While at Harvard, McPherson studied fiction writing with Alan Lebowitz. It was the publication of his short story "Gold Coast" in The Atlantic Monthly, following an "open reading" competition they had sponsored, that first brought him public recognition. During this period, McPherson established a close working relationship at The Atlantic Monthly, which led to him becoming a contributing editor at that magazine in 1969. His fiction would go on to appear in numerous journals and magazines throughout the following decade. His first collection of short stories, Hue and Cry, was published by Atlantic Monthly Press that year.
In 1971, he received an M.F.A. in fiction from the Iowa Writers' Workshop, where he studied briefly with the short-story writer and novelist Richard Yates. In a 1972 Atlantic Monthly essay, he exposed exploitative business practices against Black homeowners, presaging the later work of Ta-Nehisi Coates. During this period in his life, he gained the attention of Ralph Ellison who became both a friend and mentor to the young McPherson. In December 1970, McPherson interviewed Ellison for an Atlantic Monthly cover story and collaborated with him on the essay "Indivisible Man." This relationship with Ellison would have a lasting influence on his own life and work, as McPherson acknowledges in his essay "Gravitas," which he published in 1999 as both a tribute to the (then) recently deceased writer, and to observe the posthumous publication of Ellison's novel Juneteenth that same year.
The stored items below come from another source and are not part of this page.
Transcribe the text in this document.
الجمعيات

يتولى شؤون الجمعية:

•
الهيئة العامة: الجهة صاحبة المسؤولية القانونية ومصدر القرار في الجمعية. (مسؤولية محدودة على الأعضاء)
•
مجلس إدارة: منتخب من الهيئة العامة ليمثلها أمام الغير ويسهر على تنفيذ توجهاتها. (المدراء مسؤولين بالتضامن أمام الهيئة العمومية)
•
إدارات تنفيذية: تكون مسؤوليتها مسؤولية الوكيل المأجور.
McPherson also initiated a friendship with Albert Murray shortly after the publication of Murray's The Omni-Americans: Black Experience & American Culture (1970). McPherson taught English and creative writing at the University of California, Santa Cruz (assistant professor; 1969–1971), the Harvard University summer school (1972), Morgan State University (assistant professor; 1975–1976) and the University of Virginia (associate professor; 1976–1981) before joining the Iowa Writers' Workshop in 1981. He served as acting director of the program for two years following the death of Frank Conroy in 2005. Following the publication of Elbow Room (his final collection of fiction) in 1977, McPherson primarily focused on his teaching career, with the Chicago Tribune characterizing him as being "only slightly more gregarious than J.D. Salinger."
He was also a visiting scholar at Yale Law School (1978–1979) and a fellow at Stanford University's Center for Advanced Study in the Behavioral Sciences (1997–1998; 2002–2003). Significantly, McPherson lectured in Japan (at Meiji University and Chiba University), a country whose society and culture profoundly affected him. It was in Japan, he once wrote, where he went to lay down "the burden carried by all black Americans, especially the males."Crabcakes: A Memoir, his first original work since Elbow Room, was published in 1998. His final book (A Region Not Home: Reflections on Exile, an essay collection) was published in 2000. McPherson was the first Black writer to win the Pulitzer Prize for Fiction and was included among the first group of artists who received a MacArthur Fellowship. At the time of his death, McPherson was a professor emeritus of fiction at the Iowa Writers' Workshop. He died July 27, 2016.